Sehingga langkah-langkah yang harus dilaksanakan untuk
mencapai ketahanan pangan dan gizi oleh semua komponen bangsa yang terkait adalah
(1) Mengembangkan sentra produksi pangan lokal di kawasan perikanan, perkebunan
maupun kehutanan. Pengembangan sentra produksi non pangan perlu dilengkapi
dengan pengembangan sistem ketahanan pangannya. (2) Membangun konektivitas
sentra produksi pangan dengan wilayah-wilayah defisit pangan, utamanya
infrastruktur transportasi dan sistem logistik pangan secara umum. (3) Pengembangan
buah dan sayur lokal mendukung ketahanan pangan dan gizi. (4) Pengembangan
hortikultura bernilai tinggi dalam rangka peningkatan pendapatan petani
(termasuk tanaman hias dan biofarmaka) dan pengendalian inflasi (bawang dan
cabai). (5) Mengatur pola produksi
menurut wilayah dan waktu melalui program pewilayahan komoditas untuk mengurangi
ongkos transaksi dan memudahkan pemberian fasilitasi layanan bagi petani. (6) Menumbuhkan
kembangkan sistem budidaya terlindungi (protected
farming) dan terukur (precision
farming), utamanya budidaya dalam
green house berbasis bahan lokal dan murah (bambu, kayu, rotan, plastik, dsb), dengan sistem fertigasi (sistem irigasi
terpadu pemupukan) yang sudah banyak
diterapkan di negara lain. (7) Membangun
sistem perbenihan berbasis varietas unggul.
(8) Menerapkan praktek budidaya dan penangan hasil yang baik dalam rangka meningkatkan dan menjamin mutu
produk. (9) Membangun sistem logistik dan pemasaran khusus berbasis rantai nilai terpadu. (10) Meningkatkan akses
permodalan bagi pelaku usaha pertanian.
Sebuah langkah besar yang harus dilakukan bangsa ini
untuk bisa menjadi negara besar yang berdaulat, negara besar yang bisa memenuhi
kebutuhan rakyatnya, negara besar yang bisa menyejahterakan rakyatnya.

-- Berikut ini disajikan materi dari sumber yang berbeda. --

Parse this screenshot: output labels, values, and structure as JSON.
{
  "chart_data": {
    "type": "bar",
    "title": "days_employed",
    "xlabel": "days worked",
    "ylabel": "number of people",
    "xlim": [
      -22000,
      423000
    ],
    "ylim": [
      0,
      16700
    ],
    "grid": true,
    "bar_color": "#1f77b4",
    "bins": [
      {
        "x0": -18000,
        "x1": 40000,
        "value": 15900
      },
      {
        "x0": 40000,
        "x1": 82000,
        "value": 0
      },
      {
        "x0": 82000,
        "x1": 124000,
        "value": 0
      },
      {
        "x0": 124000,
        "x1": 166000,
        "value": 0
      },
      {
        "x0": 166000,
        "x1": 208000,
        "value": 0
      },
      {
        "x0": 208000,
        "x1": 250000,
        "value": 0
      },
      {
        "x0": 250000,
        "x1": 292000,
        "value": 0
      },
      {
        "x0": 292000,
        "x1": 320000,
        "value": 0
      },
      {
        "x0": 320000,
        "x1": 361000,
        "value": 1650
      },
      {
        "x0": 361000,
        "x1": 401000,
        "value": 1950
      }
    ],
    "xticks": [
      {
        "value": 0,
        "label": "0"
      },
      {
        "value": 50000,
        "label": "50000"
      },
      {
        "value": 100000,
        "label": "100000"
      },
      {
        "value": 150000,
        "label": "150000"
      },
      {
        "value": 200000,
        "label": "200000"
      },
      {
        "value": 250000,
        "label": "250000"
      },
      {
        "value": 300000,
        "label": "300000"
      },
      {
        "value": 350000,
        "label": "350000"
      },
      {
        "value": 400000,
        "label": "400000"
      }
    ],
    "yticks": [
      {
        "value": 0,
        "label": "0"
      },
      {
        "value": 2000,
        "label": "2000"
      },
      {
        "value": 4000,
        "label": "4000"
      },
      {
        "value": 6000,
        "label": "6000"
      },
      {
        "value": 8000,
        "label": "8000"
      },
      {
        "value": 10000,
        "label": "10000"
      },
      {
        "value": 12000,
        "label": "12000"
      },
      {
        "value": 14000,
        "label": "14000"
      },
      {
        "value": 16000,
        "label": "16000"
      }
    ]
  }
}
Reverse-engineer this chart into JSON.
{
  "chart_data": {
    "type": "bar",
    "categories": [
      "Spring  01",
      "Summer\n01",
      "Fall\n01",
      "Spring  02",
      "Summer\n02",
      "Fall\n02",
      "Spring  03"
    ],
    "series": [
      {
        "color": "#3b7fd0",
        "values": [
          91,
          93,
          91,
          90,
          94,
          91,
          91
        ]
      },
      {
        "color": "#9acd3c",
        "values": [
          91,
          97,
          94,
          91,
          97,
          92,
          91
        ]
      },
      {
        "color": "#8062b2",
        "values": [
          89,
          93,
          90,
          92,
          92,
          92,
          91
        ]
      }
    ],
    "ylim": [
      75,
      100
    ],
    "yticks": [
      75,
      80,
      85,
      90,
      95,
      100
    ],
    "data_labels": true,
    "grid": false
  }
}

Bagaimana petani gurem dan
buruh tani? Bukankah ketahanan pangan tidak berarti apabila masih ada petani
gurem dan buruh tani berpenghasilan rendah yang menderita? Gambar diatas
menggambarkan beberapa jalur untuk bisa memberdayakan petani dan menghilangkan
serta menekan petani gurem dan buruh tani berpenghasilan rendah di Indonesia
sehingga kesejahteraan petani dapat meningkat dan tidak menghambat produksi
pertanian yang dibutuhkan.
(1) Jalur 1 : Menarik buruh
tani dan petani gurem bekerja di sektor formal di pedesaan. Jalur ini dapat dikembangkan dengan memacu
pembangunan industri pedesaan, khususnya agroindustri dan penghasil kebutuhan rumah tangga
pedesaan
(2) Jalur 2 : Meningkatkan
skala usaha dan efisiensi usahatani (up
grading). Jalur ini dapat dikembangkan dengan program perluasan
lahan dan perairan budidaya, peningkatan jumlah hewan piaraan, dan
atau alih komoditas ke yang bernilai tinggi.
(3) Jalur 3 :
Menarik buruh tani dan petani gurem bekerja di sektor formal di
perkotaan (urbanisasi). Jalur ini dapat dikembangkan dengan memacu
pertumbuh-kembangan industri manufaktur padat karya
dan pembangunan konektivitas desa-kota
Semoga negeri ini bisa berjaya, berdaulat, melaksanakan
janji-janji kemerdekaan yang tercantum dalam konstitusi untuk membangun dan menyejahterakan
setiap badan dan jiwa yang hidup di negeri ini!
Semoga!
“Bila
kaum muda yang telah belajar di sekolah dan menganggap
dirinya terlalu tinggi dan pintar untuk melebur dengan masyarakat yang bekerja dengan cangkul dan hanya memiliki cita-cita
yang sederhana, maka lebih
baik pendidikan itu tidak diberikan sama sekali."